Institutionalize standard codes for secure conduct in your business-Information security policies are integral to a company's code of business conduct and need to be read, understood, and followed. IT professionals should think globally and act locally by setting global policy objectives and creating localized education that is tailored to a country's culture and threat landscape. Employees must understand that they play a critical role in maintaining corporate security and accept responsibility and accountability for protecting the enterprise. Sacrificing quality and security assurance for expediency is a mistake that the business cannot afford. Each employee should:
• Conduct daily business activities according to the company's code of business conduct- particularly those pertaining to information security.
• Be constantly aware of their surroundings and conscientious about security in every action they take in the office, at home, and on the road.
• Learn how to handle the different levels of confidentiality for their company's documentation. This includes understanding the differences between "public," "confidential," "highly confidential," and "restricted."
Foster a culture and environment of openness and trust-Employees must feel comfortable with the corporate security landscape in order to implement security directives. They should know the appropriate security organization for reporting suspicious behavior, recognizable attacks, or security incidents (even if they were the cause), and feel comfortable initiating that contact. IT professionals should teach employees:
• How to avoid security mistakes by spotlighting areas of high vulnerability.
• Proper practices to protect systems and data.
• What a computer security incident is and how to report it.
Establish a security awareness and education practice in your business-Creating an awareness of security issues is vital to obtaining employee support. Employees who believe that security programs are important are more likely to follow specific procedures. An education practice should:
• Educate and train employees about company expectations for protecting data.
• Include security awareness and practices in new-hire orientation events.
• Train employees about security considerations when answering the phone and connecting to Web 2.0, social networking, and collaboration sites.

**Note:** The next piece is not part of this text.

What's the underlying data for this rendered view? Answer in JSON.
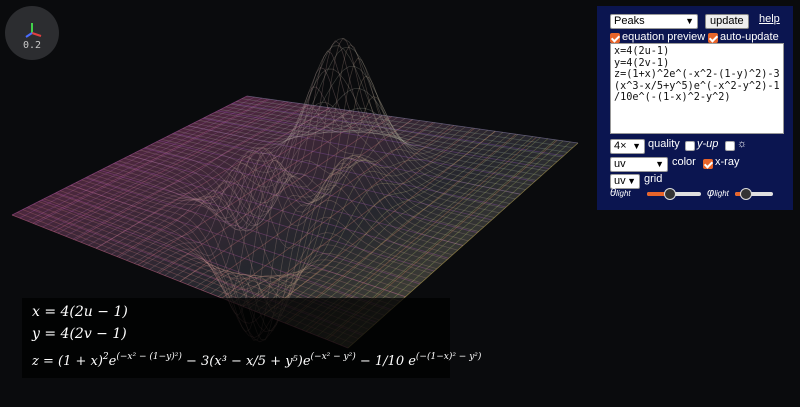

• Train employees about physical security concerns, such as allowing only employees with badges to enter buildings.
A Secure Future
Preventing data leakage is a businesswide challenge. The more people who understand that challenge, from IT professionals to executives to employees at every level of responsibility, the more successful a company will be in protecting its critical assets. The ultimate goal is for everyone, at every level, to believe that corporate security is critical, understand the policies and procedures for achieving a secure environment, and implement the necessary activities every day. That cultural shift is a process-and according to the InsightExpress survey, it is a process in which companies around the world need to dedicate more resources. With sufficient desire and investments, businesses can reduce data leakage. The reward will be well worth the effort.